- Abschnitt: Athen (Griechenland) – Patras (Griechenland)
- Zeit: 08:15 bis 14:30 Uhr
- Tageskilometer: 296
- Kilometer insgesamt: 3362

Ich stehe vergleichsweise früh auf, um das Moped aus der Tiefgarage zu holen. Das Hellenic Motor Museum habe ich mir übrigens gespart, da ich auf Google genug Eindrücke gesammelt habe und merke, dass mich die vielen Autos ehrlich gesagt nicht wirklich interessiert hätten. Auf dem kurzen Weg durch den gerade anschwellenden Berufsverkehr tanke ich noch einmal auf und parke vor der Haustür. Die Sachen sind bereits gepackt und ich verabschiede mich von meiner Frau, die noch etwas länger in Athen bleibt. Der Grund für meine Eile: Ich sollte spätestens um 15:30 Uhr im Hafen sein und möchte auf dem Weg noch ein paar schönere Straßen fahren. Vermutlich wird die Fähre statt um 17:30 erst um 19 Uhr fahren, aber weiß man’s?
Ich komme mir wieder wie ein Alien vor, weil ich mich in voller Montur und mit Alu-Koffern durch den Verkehr kämpfe. Zum Glück bin ich relativ fix durch, in den Vororten und Gewerbegebieten im Westen der Stadt entspannt sich der Verkehr. Mein erster Stop: Der Bäcker, bei dem ich 2020 gehalten habe. Er liegt günstig auf der Route, die Snacks und der Kaffee waren gut und daraus könnte eine kleine Tradition werden, sollte es mich noch öfters nach Athen verschlagen. Ich wusste ungefähr wo das war, finde es aber nicht auf der Karte. Gestern fiel mir aber ein Bild ein, das ich im Archiv dieser Homepage finde. Damit konnte ich den Namen in die Suchmaschine eingeben und in das Navi eintippen. Clever. Nach einer Stunde Fahrt erreiche ich den Bäcker und finde damit eine passende Gelegenheit, mich bildtechnisch wieder zu zitieren.


Ich liege gut in der Zeit, würdige dem Kanal von Korinth wieder nur mit einem flüchtigen Blick von der Brücke und versuche auf die Route zu kommen, die ich vor zwei Jahren in die andere Richtung gefahren bin. Ich habe mir zwei Wegpunkte eingebaut, um mich der Strecke anzunähern. Stattdessen zuckel ich auf einer nervigen Straße entlang der Küste und durch viele Städte dahin, bis ich endlich Richtung Stymfalia landeinwärts abbiege. Nachdem ich ein paar LKW überholt habe, bin ich so gut wie allein.
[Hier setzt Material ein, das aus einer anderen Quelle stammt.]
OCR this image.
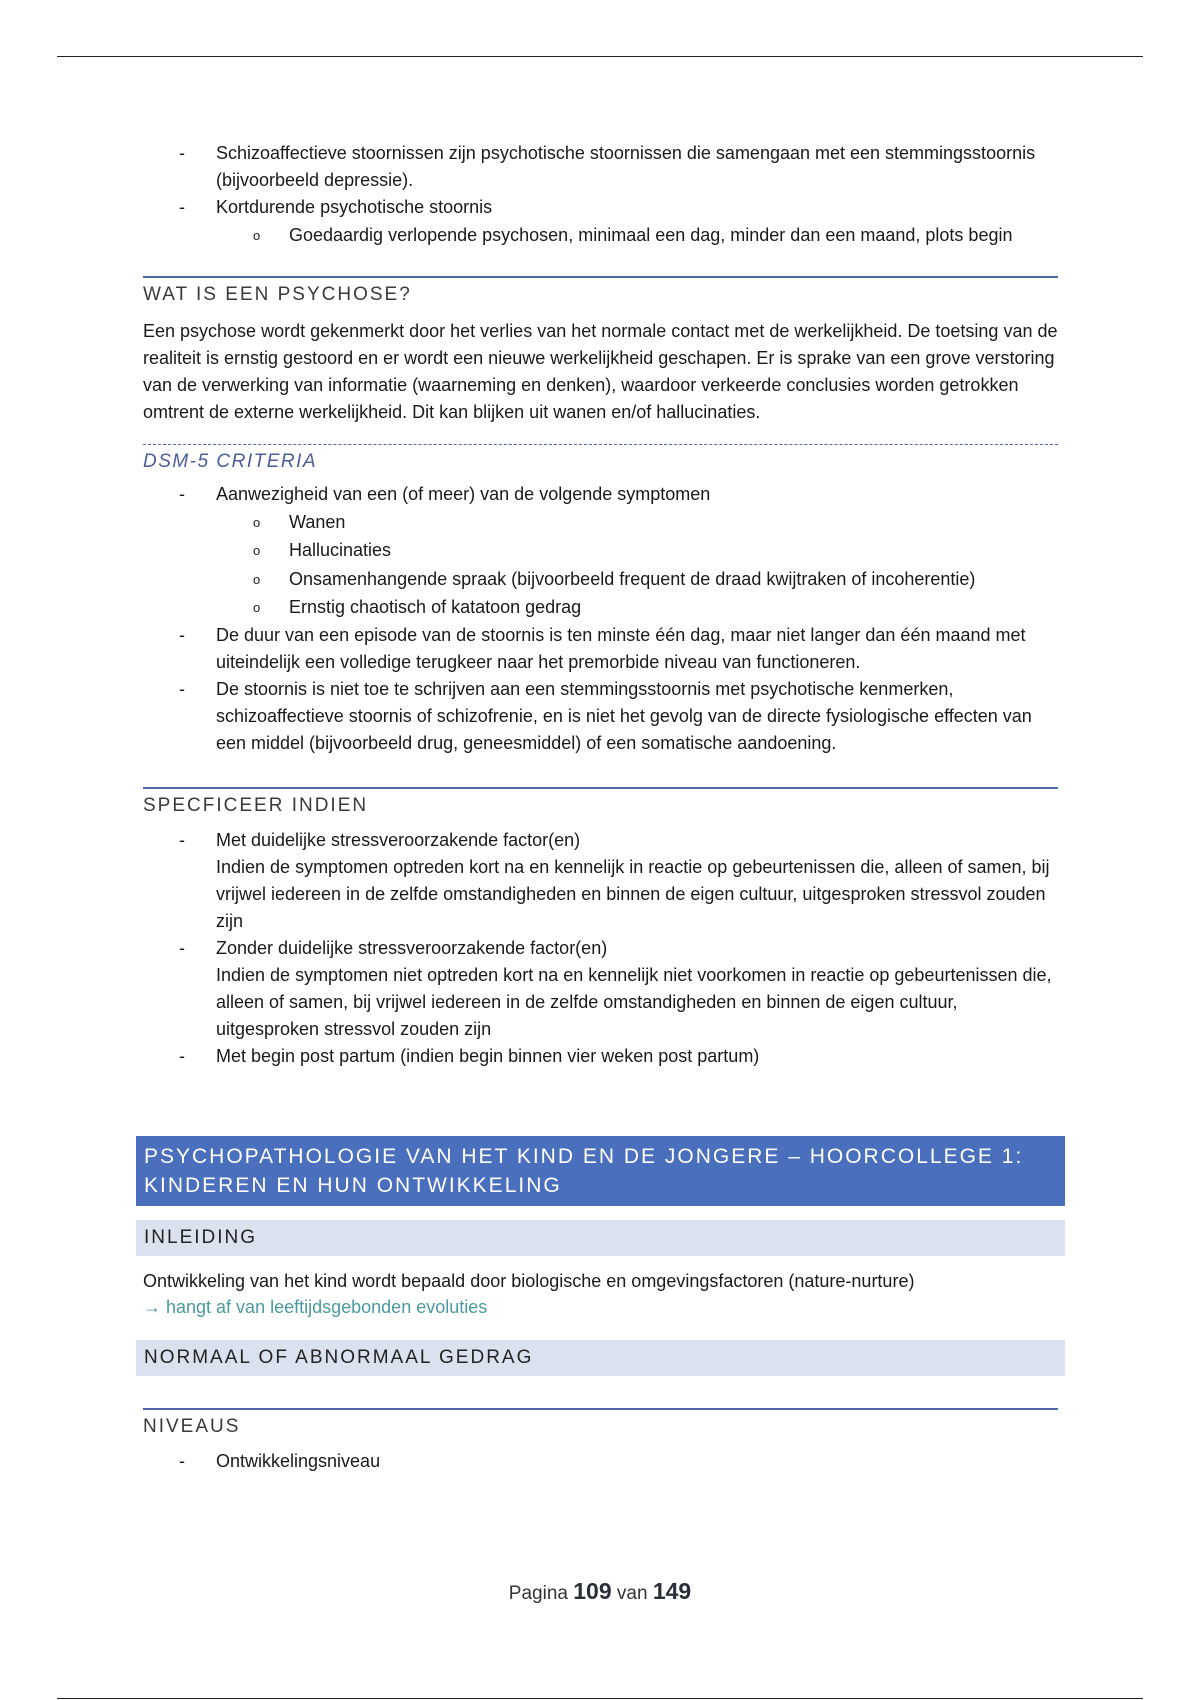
- Schizoaffectieve stoornissen zijn psychotische stoornissen die samengaan met een stemmingsstoornis (bijvoorbeeld depressie).
- Kortdurende psychotische stoornis
o Goedaardig verlopende psychosen, minimaal een dag, minder dan een maand, plots begin
WAT IS EEN PSYCHOSE?

Een psychose wordt gekenmerkt door het verlies van het normale contact met de werkelijkheid. De toetsing van de realiteit is ernstig gestoord en er wordt een nieuwe werkelijkheid geschapen. Er is sprake van een grove verstoring van de verwerking van informatie (waarneming en denken), waardoor verkeerde conclusies worden getrokken omtrent de externe werkelijkheid. Dit kan blijken uit wanen en/of hallucinaties.

DSM-5 CRITERIA
- Aanwezigheid van een (of meer) van de volgende symptomen
o Wanen
o Hallucinaties
o Onsamenhangende spraak (bijvoorbeeld frequent de draad kwijtraken of incoherentie)
o Ernstig chaotisch of katatoon gedrag
- De duur van een episode van de stoornis is ten minste één dag, maar niet langer dan één maand met uiteindelijk een volledige terugkeer naar het premorbide niveau van functioneren.
- De stoornis is niet toe te schrijven aan een stemmingsstoornis met psychotische kenmerken, schizoaffectieve stoornis of schizofrenie, en is niet het gevolg van de directe fysiologische effecten van een middel (bijvoorbeeld drug, geneesmiddel) of een somatische aandoening.
SPECFICEER INDIEN
- Met duidelijke stressveroorzakende factor(en)
Indien de symptomen optreden kort na en kennelijk in reactie op gebeurtenissen die, alleen of samen, bij vrijwel iedereen in de zelfde omstandigheden en binnen de eigen cultuur, uitgesproken stressvol zouden zijn
- Zonder duidelijke stressveroorzakende factor(en)
Indien de symptomen niet optreden kort na en kennelijk niet voorkomen in reactie op gebeurtenissen die, alleen of samen, bij vrijwel iedereen in de zelfde omstandigheden en binnen de eigen cultuur, uitgesproken stressvol zouden zijn
- Met begin post partum (indien begin binnen vier weken post partum)
PSYCHOPATHOLOGIE VAN HET KIND EN DE JONGERE – HOORCOLLEGE 1: KINDEREN EN HUN ONTWIKKELING
INLEIDING

Ontwikkeling van het kind wordt bepaald door biologische en omgevingsfactoren (nature-nurture)
→ hangt af van leeftijdsgebonden evoluties

NORMAAL OF ABNORMAAL GEDRAG
NIVEAUS
- Ontwikkelingsniveau
Pagina 109 van 149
Ich habe genug Zeit für ein paar Fotos eingeplant und komme bald an Stellen vorbei, die mir bekannt vorkommen. Trotz meiner Wegpunkte führt mich das Navi etwas anders, das merke ich, als ich die schönen Serpentinen bei Kastania nur aus der Entfernung sehe. Nochmal umzudrehen ist mir aber zu heikel und die Straße, auf der ich gerade bin, hat auch einiges zu bieten. Zum Beispiel eine Begegnung mit wilden Hunden bei einer kurzen Pause. Da ich mittlerweile genügend Straßenhunden begegnet bin (und ich zum Glück sonst auch keine Angst vor Hunden habe), bleibe ich ganz ruhig, als sich erst ein Hund nähert und bald ein zweiter angewackelt kommt. Da ich die Situation nicht kenne, habe ich durchaus Respekt und versuche, mich nicht zu schnell zu bewegen. Aber die beiden Vierbeiner halten eh etwas Abstand. Um mich stellvertretend präventiv mit allen wilden Hunden zu versöhnen, reiße ich zwei kleine Stücke meines Blätterteig-Käseteilchens ab, und werfe jedem Hund eins zu. Ich weiß nicht, ob das füttern an sich gut ist und auch nicht, ob die Hunde das vertragen. Aber da eine Freundin ihrem Hund auch ab und zu Käse gibt, wird es schon nicht so schlimm sein. Man könnte das natürlich (wie alles) vorher lieber googeln, aber man kann sich ja ab und zu auch mal auf den Hausverstand verlassen.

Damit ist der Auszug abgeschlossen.